Commenting on the impact of the rise in fuel prices on small and medium enterprises (SMEs), Abdullah Al Jufaili, general manager of Sharakah, said every economic change and decision would inevitably have an impact on SMEs so they should be considered in the decision-making process.
SMEs live in an ecosystem where everything is related to each other so the increase in the fuel prices would definitely increase their operating expenses, including production and transportation costs, Al Jufaili told the Times of Oman.
Therefore, logic dictated that if a business wanted to remain sustainable and maintain a margin of profit, it would have to increase the price of its services or products to compensate for the increase in the costs of production or provision of services, he noted.
However, it should not provide an opportunity for certain companies to ‘hijack’ the situation and introduce higher prices without any reasonable basis, the official added. According to Al Jufaili, the prices should be monitored closely, but at the same time there should be some room for ‘flexibility.’
“My message is, ‘Never look at things in isolation.’ We need to keep in mind that all of this is part of the ecosystem that an SME lives in, and we should be careful when we are deciding on new regulations or changes in the economy,” he stated.
In addition, Sharakah’s general manager said that instead of viewing the current economic situation as an ‘irregular’ situation, the positive aspects of it and its long-term implications should be considered.
Tough times like this would show which organisations have been following the best practices in various areas to ensure sustainability and which ones have been running without a clear strategy, he said. The organisations that survive this difficult time would be strong organisations for years to come, Al Jufaili added.

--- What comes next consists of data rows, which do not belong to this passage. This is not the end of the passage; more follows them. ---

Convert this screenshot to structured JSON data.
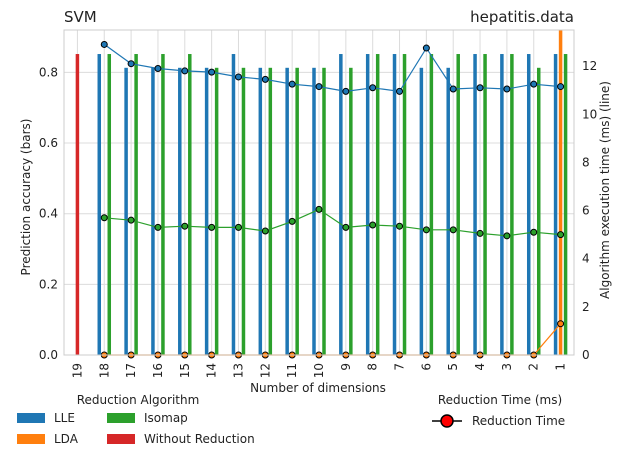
{
  "chart_data": {
    "type": "bar",
    "title_left": "SVM",
    "title_right": "hepatitis.data",
    "xlabel": "Number of dimensions",
    "ylabel_left": "Prediction accuracy (bars)",
    "ylabel_right": "Algorithm execution time (ms) (line)",
    "categories": [
      "19",
      "18",
      "17",
      "16",
      "15",
      "14",
      "13",
      "12",
      "11",
      "10",
      "9",
      "8",
      "7",
      "6",
      "5",
      "4",
      "3",
      "2",
      "1"
    ],
    "ylim_left": [
      0,
      0.92
    ],
    "yticks_left": [
      "0.0",
      "0.2",
      "0.4",
      "0.6",
      "0.8"
    ],
    "ylim_right": [
      0,
      13.5
    ],
    "yticks_right": [
      "0",
      "2",
      "4",
      "6",
      "8",
      "10",
      "12"
    ],
    "grid": true,
    "series": [
      {
        "name": "LLE",
        "color": "#1f77b4",
        "values": [
          null,
          0.852,
          0.813,
          0.813,
          0.813,
          0.813,
          0.852,
          0.813,
          0.813,
          0.813,
          0.852,
          0.852,
          0.852,
          0.813,
          0.813,
          0.852,
          0.852,
          0.852,
          0.852
        ]
      },
      {
        "name": "LDA",
        "color": "#ff7f0e",
        "values": [
          null,
          null,
          null,
          null,
          null,
          null,
          null,
          null,
          null,
          null,
          null,
          null,
          null,
          null,
          null,
          null,
          null,
          null,
          0.92
        ]
      },
      {
        "name": "Isomap",
        "color": "#2ca02c",
        "values": [
          null,
          0.852,
          0.852,
          0.852,
          0.852,
          0.813,
          0.813,
          0.813,
          0.813,
          0.813,
          0.813,
          0.852,
          0.852,
          0.852,
          0.852,
          0.852,
          0.852,
          0.813,
          0.852
        ]
      },
      {
        "name": "Without Reduction",
        "color": "#d62728",
        "values": [
          0.852,
          null,
          null,
          null,
          null,
          null,
          null,
          null,
          null,
          null,
          null,
          null,
          null,
          null,
          null,
          null,
          null,
          null,
          null
        ]
      }
    ],
    "lines": [
      {
        "name": "LLE",
        "color": "#1f77b4",
        "values": [
          null,
          12.9,
          12.1,
          11.9,
          11.8,
          11.75,
          11.55,
          11.45,
          11.25,
          11.15,
          10.95,
          11.1,
          10.95,
          12.75,
          11.05,
          11.1,
          11.05,
          11.25,
          11.15
        ]
      },
      {
        "name": "Isomap",
        "color": "#2ca02c",
        "values": [
          null,
          5.7,
          5.6,
          5.3,
          5.35,
          5.3,
          5.3,
          5.15,
          5.55,
          6.05,
          5.3,
          5.4,
          5.35,
          5.2,
          5.2,
          5.05,
          4.95,
          5.1,
          5.0
        ]
      },
      {
        "name": "LDA",
        "color": "#ff7f0e",
        "values": [
          null,
          0,
          0,
          0,
          0,
          0,
          0,
          0,
          0,
          0,
          0,
          0,
          0,
          0,
          0,
          0,
          0,
          0,
          1.3
        ]
      }
    ],
    "legend": {
      "title": "Reduction Algorithm",
      "items": [
        {
          "label": "LLE",
          "color": "#1f77b4"
        },
        {
          "label": "Isomap",
          "color": "#2ca02c"
        },
        {
          "label": "LDA",
          "color": "#ff7f0e"
        },
        {
          "label": "Without Reduction",
          "color": "#d62728"
        }
      ]
    },
    "legend2": {
      "title": "Reduction Time (ms)",
      "label": "Reduction Time",
      "marker_color": "#ff0000"
    }
  }
}
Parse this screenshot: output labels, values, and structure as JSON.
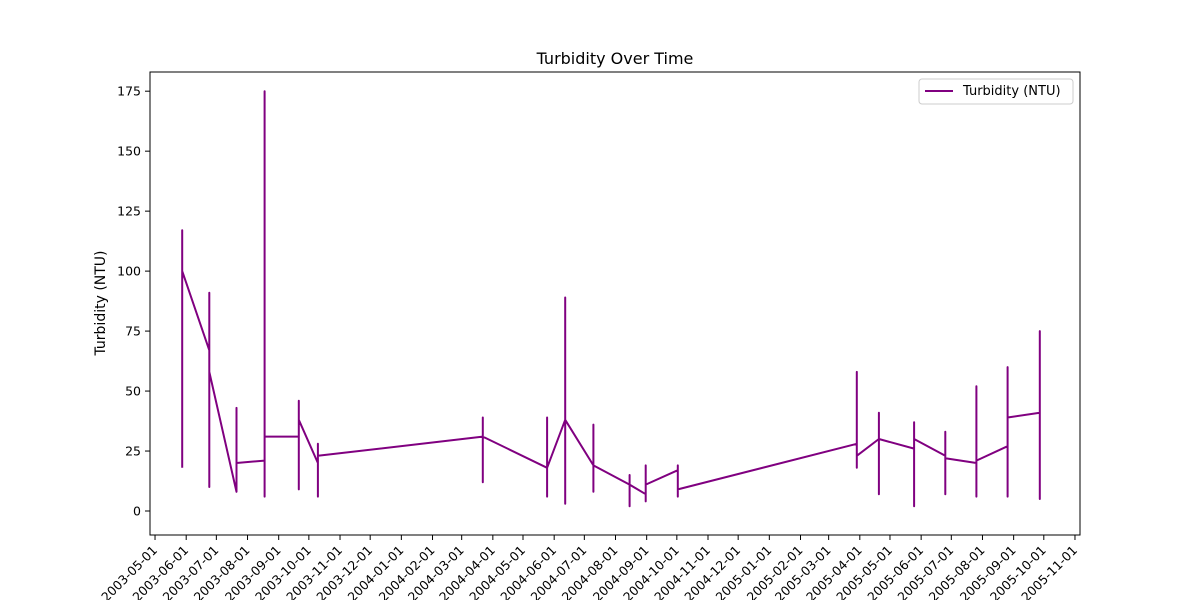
{
  "chart_data": {
    "type": "line",
    "title": "Turbidity Over Time",
    "xlabel": "",
    "ylabel": "Turbidity (NTU)",
    "ylim": [
      -10,
      183
    ],
    "xlim": [
      "2003-04-26",
      "2005-11-06"
    ],
    "yticks": [
      0,
      25,
      50,
      75,
      100,
      125,
      150,
      175
    ],
    "xticks": [
      "2003-05-01",
      "2003-06-01",
      "2003-07-01",
      "2003-08-01",
      "2003-09-01",
      "2003-10-01",
      "2003-11-01",
      "2003-12-01",
      "2004-01-01",
      "2004-02-01",
      "2004-03-01",
      "2004-04-01",
      "2004-05-01",
      "2004-06-01",
      "2004-07-01",
      "2004-08-01",
      "2004-09-01",
      "2004-10-01",
      "2004-11-01",
      "2004-12-01",
      "2005-01-01",
      "2005-02-01",
      "2005-03-01",
      "2005-04-01",
      "2005-05-01",
      "2005-06-01",
      "2005-07-01",
      "2005-08-01",
      "2005-09-01",
      "2005-10-01",
      "2005-11-01"
    ],
    "grid": false,
    "legend_position": "top-right",
    "color": "#800080",
    "series": [
      {
        "name": "Turbidity (NTU)",
        "points": [
          [
            "2003-05-28",
            18
          ],
          [
            "2003-05-28",
            117
          ],
          [
            "2003-05-28",
            30
          ],
          [
            "2003-05-28",
            100
          ],
          [
            "2003-06-24",
            67
          ],
          [
            "2003-06-24",
            10
          ],
          [
            "2003-06-24",
            91
          ],
          [
            "2003-06-24",
            58
          ],
          [
            "2003-07-21",
            8
          ],
          [
            "2003-07-21",
            43
          ],
          [
            "2003-07-21",
            20
          ],
          [
            "2003-08-18",
            21
          ],
          [
            "2003-08-18",
            6
          ],
          [
            "2003-08-18",
            175
          ],
          [
            "2003-08-18",
            31
          ],
          [
            "2003-09-21",
            31
          ],
          [
            "2003-09-21",
            9
          ],
          [
            "2003-09-21",
            46
          ],
          [
            "2003-09-21",
            21
          ],
          [
            "2003-09-21",
            38
          ],
          [
            "2003-10-10",
            20
          ],
          [
            "2003-10-10",
            6
          ],
          [
            "2003-10-10",
            28
          ],
          [
            "2003-10-10",
            23
          ],
          [
            "2004-03-22",
            31
          ],
          [
            "2004-03-22",
            12
          ],
          [
            "2004-03-22",
            39
          ],
          [
            "2004-03-22",
            31
          ],
          [
            "2004-05-25",
            18
          ],
          [
            "2004-05-25",
            6
          ],
          [
            "2004-05-25",
            39
          ],
          [
            "2004-05-25",
            18
          ],
          [
            "2004-06-12",
            38
          ],
          [
            "2004-06-12",
            3
          ],
          [
            "2004-06-12",
            89
          ],
          [
            "2004-06-12",
            12
          ],
          [
            "2004-06-12",
            58
          ],
          [
            "2004-06-12",
            38
          ],
          [
            "2004-07-10",
            19
          ],
          [
            "2004-07-10",
            8
          ],
          [
            "2004-07-10",
            36
          ],
          [
            "2004-07-10",
            19
          ],
          [
            "2004-08-15",
            11
          ],
          [
            "2004-08-15",
            2
          ],
          [
            "2004-08-15",
            15
          ],
          [
            "2004-08-15",
            11
          ],
          [
            "2004-08-31",
            7
          ],
          [
            "2004-08-31",
            4
          ],
          [
            "2004-08-31",
            19
          ],
          [
            "2004-08-31",
            11
          ],
          [
            "2004-10-02",
            17
          ],
          [
            "2004-10-02",
            6
          ],
          [
            "2004-10-02",
            19
          ],
          [
            "2004-10-02",
            9
          ],
          [
            "2005-03-29",
            28
          ],
          [
            "2005-03-29",
            18
          ],
          [
            "2005-03-29",
            58
          ],
          [
            "2005-03-29",
            23
          ],
          [
            "2005-04-20",
            30
          ],
          [
            "2005-04-20",
            7
          ],
          [
            "2005-04-20",
            41
          ],
          [
            "2005-04-20",
            30
          ],
          [
            "2005-05-25",
            26
          ],
          [
            "2005-05-25",
            2
          ],
          [
            "2005-05-25",
            37
          ],
          [
            "2005-05-25",
            30
          ],
          [
            "2005-06-25",
            23
          ],
          [
            "2005-06-25",
            7
          ],
          [
            "2005-06-25",
            33
          ],
          [
            "2005-06-25",
            22
          ],
          [
            "2005-07-26",
            20
          ],
          [
            "2005-07-26",
            6
          ],
          [
            "2005-07-26",
            52
          ],
          [
            "2005-07-26",
            21
          ],
          [
            "2005-08-26",
            27
          ],
          [
            "2005-08-26",
            6
          ],
          [
            "2005-08-26",
            60
          ],
          [
            "2005-08-26",
            39
          ],
          [
            "2005-09-27",
            41
          ],
          [
            "2005-09-27",
            5
          ],
          [
            "2005-09-27",
            75
          ],
          [
            "2005-09-27",
            20
          ],
          [
            "2005-09-27",
            70
          ],
          [
            "2005-09-27",
            41
          ]
        ]
      }
    ]
  }
}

Consumption Patterns The official also believes that the ongoing economic changes can help improve lifestyle habits and consumption patterns.

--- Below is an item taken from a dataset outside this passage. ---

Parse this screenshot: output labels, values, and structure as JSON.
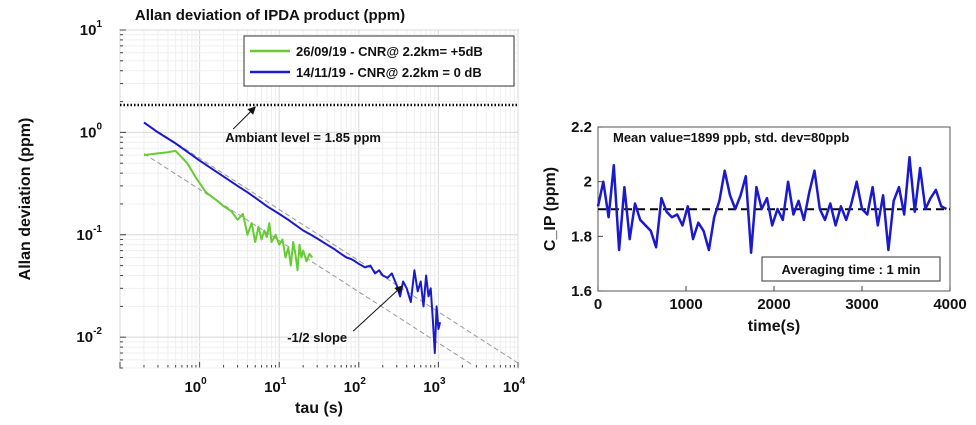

Many people just tend to spend more when their income increases and may fail to maintain the right balance, he said, adding that people should be well aware of what they can afford. Asked whether the increase in fuel prices would positively affect the environment, Al Jufaili said he does not expect to see an immediate reduction in the number of vehicles on the streets.
If any change is seen at all, it may be that some people would prefer to have small-engine vehicles, he explained.

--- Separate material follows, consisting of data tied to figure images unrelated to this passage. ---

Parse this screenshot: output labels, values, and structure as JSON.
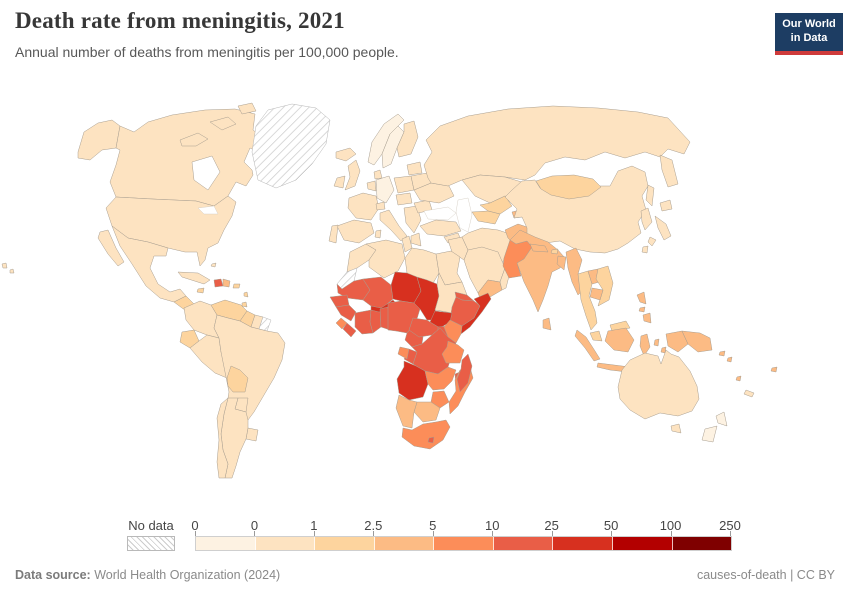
{
  "header": {
    "title": "Death rate from meningitis, 2021",
    "subtitle": "Annual number of deaths from meningitis per 100,000 people.",
    "logo": {
      "line1": "Our World",
      "line2": "in Data",
      "bg_color": "#1d3d63",
      "accent_color": "#cf3b3b"
    }
  },
  "legend": {
    "no_data_label": "No data",
    "tick_labels": [
      "0",
      "0",
      "1",
      "2.5",
      "5",
      "10",
      "25",
      "50",
      "100",
      "250"
    ]
  },
  "map": {
    "palette": [
      "#fdf2e2",
      "#fde3c1",
      "#fdd49e",
      "#fcbb84",
      "#fc8d59",
      "#e95e47",
      "#d7301f",
      "#b30000",
      "#7f0000"
    ],
    "no_data_pattern": "diagonal-hatch",
    "border_color": "#a89e90",
    "countries": {
      "alaska": 2,
      "canada": 2,
      "arctic1": 2,
      "arctic2": 2,
      "arctic3": 2,
      "greenland": "no_data",
      "iceland": 2,
      "usa": 2,
      "mexico": 2,
      "baja": 2,
      "centralamerica": 3,
      "cuba": 2,
      "haiti": 6,
      "dominican": 4,
      "jamaica": 3,
      "puertorico": 3,
      "antilles1": 3,
      "antilles2": 3,
      "bahamas": 2,
      "hawaii1": 2,
      "hawaii2": 2,
      "colombia": 2,
      "venezuela": 3,
      "guyana": 3,
      "suriname": 2,
      "guiana_fr": "no_data",
      "ecuador": 3,
      "peru": 2,
      "brazil": 2,
      "bolivia": 3,
      "paraguay": 2,
      "uruguay": 2,
      "argentina": 2,
      "chile": 2,
      "uk": 2,
      "ireland": 2,
      "norway": 1,
      "sweden": 1,
      "finland": 2,
      "denmark": 2,
      "france": 2,
      "spain": 2,
      "portugal": 2,
      "germany": 1,
      "benelux": 2,
      "italy": 2,
      "sicily": 2,
      "sardinia": 2,
      "switzerland": 2,
      "poland": 2,
      "czech": 2,
      "balkans": 2,
      "greece": 2,
      "romania": 2,
      "ukraine": 2,
      "belarus": 2,
      "baltics": 2,
      "russia": 2,
      "kamchatka": 2,
      "sakhalin": 2,
      "turkey": 2,
      "syria": 2,
      "israel_jordan": 2,
      "iraq": 2,
      "iran": 2,
      "saudi": 2,
      "yemen": 4,
      "oman": 2,
      "kazakhstan": 2,
      "uzbekistan": 3,
      "turkmenistan": 3,
      "kyrgyzstan": 3,
      "tajikistan": 4,
      "afghanistan": 4,
      "pakistan": 5,
      "india": 4,
      "nepal": 4,
      "bhutan": 3,
      "bangladesh": 4,
      "srilanka": 4,
      "myanmar": 4,
      "thailand": 3,
      "laos": 4,
      "vietnam": 3,
      "cambodia": 4,
      "malaysia": 3,
      "malaysia_borneo": 3,
      "sumatra": 4,
      "java": 4,
      "borneo": 4,
      "sulawesi": 4,
      "moluccas1": 4,
      "moluccas2": 4,
      "lesser_sunda": 4,
      "timor": 4,
      "wpapua": 4,
      "png": 4,
      "solomon1": 4,
      "solomon2": 4,
      "vanuatu": 4,
      "fiji": 4,
      "newcaledonia": 2,
      "philippines_luzon": 4,
      "philippines_visayas": 4,
      "philippines_mindanao": 4,
      "taiwan": 2,
      "china": 2,
      "mongolia": 3,
      "korea": 2,
      "japan_hokkaido": 2,
      "japan_honshu": 2,
      "japan_kyushu": 2,
      "australia": 2,
      "tasmania": 2,
      "nz_north": 1,
      "nz_south": 1,
      "morocco": 2,
      "wsahara": "no_data",
      "algeria": 2,
      "tunisia": 2,
      "libya": 2,
      "egypt": 2,
      "mauritania": 6,
      "mali": 6,
      "niger": 7,
      "chad": 7,
      "sudan": 2,
      "eritrea": 6,
      "djibouti": 5,
      "ethiopia": 6,
      "somalia": 7,
      "senegal": 6,
      "guinea": 6,
      "sierraleone": 5,
      "liberia": 6,
      "ivorycoast": 6,
      "ghana": 6,
      "burkina": 7,
      "togobenin": 6,
      "nigeria": 6,
      "cameroon": 6,
      "car": 6,
      "ssudan": 7,
      "uganda": 6,
      "kenya": 5,
      "rwanda": 6,
      "burundi": 6,
      "drc": 6,
      "congo": 6,
      "gabon": 5,
      "tanzania": 5,
      "angola": 7,
      "zambia": 5,
      "malawi": 6,
      "mozambique": 5,
      "zimbabwe": 5,
      "botswana": 4,
      "namibia": 4,
      "southafrica": 5,
      "lesotho": 6,
      "madagascar": 6
    }
  },
  "footer": {
    "source_label": "Data source:",
    "source_value": "World Health Organization (2024)",
    "right": "causes-of-death | CC BY"
  }
}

Commenting on the public transport system, Al Jufaili said improving the system was already underway, but the more important issue is that the city’s planning cannot accommodate public transport in the best way possible.
Still there is lack of the necessary facilities for the pedestrians, he noted, adding that addressing this issue would help encourage the use of public transport and facilitate walking and cycling across the city.
Improving work culture in Oman
Improving the work culture in Oman is a shared responsibility and requires collective efforts, said Abdullah Al Jufaili, general manager of Sharakah. Commenting on the manpower regulations in Oman, Al Jufaili said that he appreciates and understands the fact that the Ministry of Manpoweris trying to maintain the level of expatriates in Oman at a certain level and also to provide more opportunities for locals.
However, on the other hand, the challenge is that many of these jobs are not welcomed by Omanis, he told Times of Oman. According to Al Jufaili, changing the work culture in Oman is not the responsibility of a particular group or organisation and everybody has a role to play in improving the situation.
It has to start ‘within the person’ and not everyone should expect to have a desk job if their skills, degree and qualifications make them suited for another type of job, he stated.
Al Jufaili also believes that the community should not look down upon any job as long as it is a decent job being done within the ethical business practices.